Consider the three-piece hailing from the West Coast to be a lot like the Fishtown of (almost) grunge music. Their brand of alternative has gentrified and re-emerged as trendy, but they’re still respected by diehards that have rooted for them for years. They may have grown up, but they also haven’t lost sight of what made them great in the first place. This is the fuel behind the blaze of Failure’s recent trail of success. The duality of their fanbase pushed them on a long-awaited reunion run around North America last spring, and eventually led the masses to crowdsource funding for the band’s fourth album, the much-anticipated follow-up to 1996’s Fantastic Planet.
The Heart Is a Monster was released earlier this summer. It pays homage to new and old Failure followers alike. “[It’s] a great balance of retaining the sound that makes Failure, while adding enough new elements to not only bring us into the present, but also a slight foreshadowing of things to come,” says drummer Kellii Scott.
At the show, audiences will receive the same careful combination of the past and future by Scott and his two bandmates, frontman and lead guitarist Ken Andrews, and bassist Greg Edwards.
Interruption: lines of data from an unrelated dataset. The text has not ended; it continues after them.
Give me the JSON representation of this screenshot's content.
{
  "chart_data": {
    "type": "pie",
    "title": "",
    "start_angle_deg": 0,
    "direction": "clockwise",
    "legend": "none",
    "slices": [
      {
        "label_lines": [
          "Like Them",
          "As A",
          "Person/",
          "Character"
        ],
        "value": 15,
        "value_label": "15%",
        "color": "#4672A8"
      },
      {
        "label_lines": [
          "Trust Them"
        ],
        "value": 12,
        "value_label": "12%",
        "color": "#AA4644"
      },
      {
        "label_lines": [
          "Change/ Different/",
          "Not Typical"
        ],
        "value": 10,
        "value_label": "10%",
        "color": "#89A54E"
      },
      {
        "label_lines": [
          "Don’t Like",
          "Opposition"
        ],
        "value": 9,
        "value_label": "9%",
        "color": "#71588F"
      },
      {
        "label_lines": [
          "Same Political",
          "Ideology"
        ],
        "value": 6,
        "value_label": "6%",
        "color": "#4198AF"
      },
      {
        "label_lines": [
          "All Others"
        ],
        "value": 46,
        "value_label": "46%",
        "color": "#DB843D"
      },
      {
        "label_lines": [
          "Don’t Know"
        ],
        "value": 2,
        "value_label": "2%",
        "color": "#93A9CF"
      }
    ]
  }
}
For starters, the freshly resuscitated openers, HUM, will whisk spectators back to a promised land full of darkness and Doc Martens. As for the main act, Scott says fans can expect “a less-is-more approach. … Sonically it will be what we, I think, do best … super hi-fi, and the set itself will represent as much of our material as possible—some new tunes, some old tunes,” he adds.
To put it in simpler terms: The shining star of the live set will be the music itself—no background noise, no confetti bombs dropped from the ceiling in support of sweeping breakdowns, and certainly no Metallica-esque pyrotechnics. This may be why this is the first time you are hearing of Failure, but it should also be the reason you go check them out on Friday. You see, many bands can amaze audiences through visual theatrics, especially those who are attempting to claw their way out of nailed-shut career coffins. However, few have enough confidence and talent to evoke cinema through sound alone.
If this doesn’t draw you in, then the band’s special memory of our beloved city should do the trick. “I remember once in the early-’90s, we played the Troc with Tool and the ceiling started breaking apart. Chunks were nailing people below, and as if that wasn’t enough, the sprinklers went off and flooded the place … that was pretty nuts,” Scott recalls.
So, Philadelphia, put down that Internet listicle filled with images of MJ dunking against Looney Toons characters, and satiate your ’90s nostalgia the right way—by being the grittiest, the loudest and the ones who will prevail through a downpour of cement at a rock show.